Funeral and after-death care come with a host of practical questions. Finding answers can feel overwhelming, whether you are responding to the unexpected or planning ahead. We’ve included here answers to some of the most common questions we are asked. Click a question from the list of questions below to see the answer. If you have a question that isn’t answered here, please give us a call at 989-732-1770 or click the Contact Us button.
Purchasing an urn is not a state law requirement. Please keep in mind though that the crematory will place your loved one’s cremated remains in a temporary container. It will not represent a keepsake style vessel but if scattering the ashes is the ultimate goal after the cremation service, the temporary container will suffice. If your plans are to keep the cremated remains at home or split them up amongst family members and loved ones, having an urn would be especially helpful. Urns come in all sizes, shapes, and appearances so you can choose what bests suits your style or the deceased’s life or hobbies. Your funeral home should guide you through options and styles to make this keepsake memorable and unique to you and your loved ones.
The good news is that embalming is not necessary, according to state law in Michigan (Gaylord). However, if you want a public viewing before cremation services, then embalming might be something you may want to consider, not because of public health, but as a way to slow the decomposition process and maintain a good appearance of the deceased. While some options such as refrigeration or dry ice can help with preservation, embalming is the best choice if you want a public funeral or service before cremation.
When you purchase an insurance plan sometimes you can purchase the funeral at a “discount” by making a one-time premium payment or you can sometimes pay by installments and have the funeral guaranteed even if death occurs before all the installment payments are made. You should clearly understand the difference between an insurance plan and a trust plan. Under a trust plan, if you cancel the plan, the funeral home may keep no more than ten percent of the trust. Your receive everything else you have contributed, plus interest. If you cancel an insurance policy, you receive back only the “cash value.”

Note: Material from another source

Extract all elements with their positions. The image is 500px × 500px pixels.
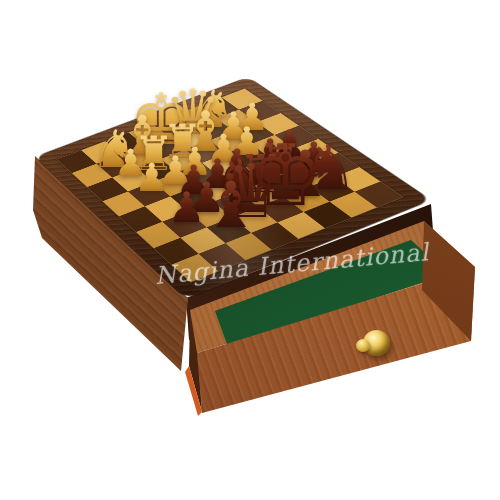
brass-knob [363, 330, 390, 356]
product-image-chess-box: ♞♝♚♛♞♟♜♜♝♟♟♟♟♟♟♟♟♟♟♟♟♟♟♞♜♜♟♝♛♚♝♞ Nagina … [0, 0, 500, 500]
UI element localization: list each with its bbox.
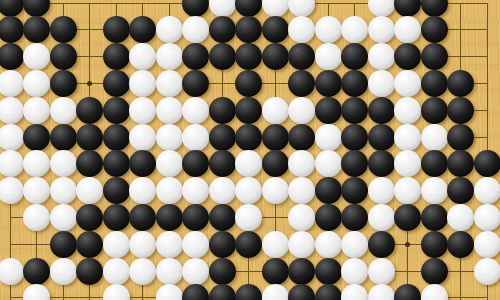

If death occurs in a foreign country, the U.S. Consulate in that country can assist in making arrangements. These arrangements vary in cost and can be very expensive, so be sure to insist upon careful cost estimates. Also be sure to obtain at least ten English translations of the death certificate at the nearest U.S. Embassy or Consulate.
If you are traveling (or living away from your home town) immediately contact your home town funeral director who will be able to make the necessary professional contacts for you (including, if necessary, a funeral home in the location of the death), usually within minutes, often avoiding costs resulting from duplication of services.
A sudden or unexpected death at home or other private residence when a physician is not present should be reported to the local law enforcement authority immediately. Do not disturb the body. When the police arrive, they will notify the proper authorities for removal of the body. Let the police know your preference of funeral home. Depending on the circumstances of death, it may be required that the remains be first transported to and/or released by the County Medical Examiner. When death at home is anticipated, normally the patient is under Hospice care. When the death occurs, you should contact Hospice. Hospice will often facilitate many of the procedures listed above, including contact with the funeral home of your choice.
In general, next-of-kin are determined in the following order: spouse; children; grandchildren; parents; siblings; nieces and nephews; grandparents; aunts and uncles; first cousins. If there are several next-of-kin within the same degree of kinship (for example, the spouse is dead and there are several children living), then most funeral directors will require that all the next-of-kin be in agreement before proceeding. The law has no provision for “majority rule.” If problems reaching agreement are anticipated, it is best to work out an understanding or accommodation prior to death in order to avoid delays and legal entanglements once the death has occurred.
Under Michigan law, authorization of funeral arrangements can be made only by the next-of-kin. Their wishes supersede the expressed wishes of the deceased contained in the deceased’s will or other written or oral communication. The only exception to this is if the deceased has arranged for his or her body to be donated to medical science, in which case, by statute, the deceased’s wishes must be respected. The personal representative or executor of the estate has no special authority to make funeral arrangements contrary to the wishes of the next-of-kin.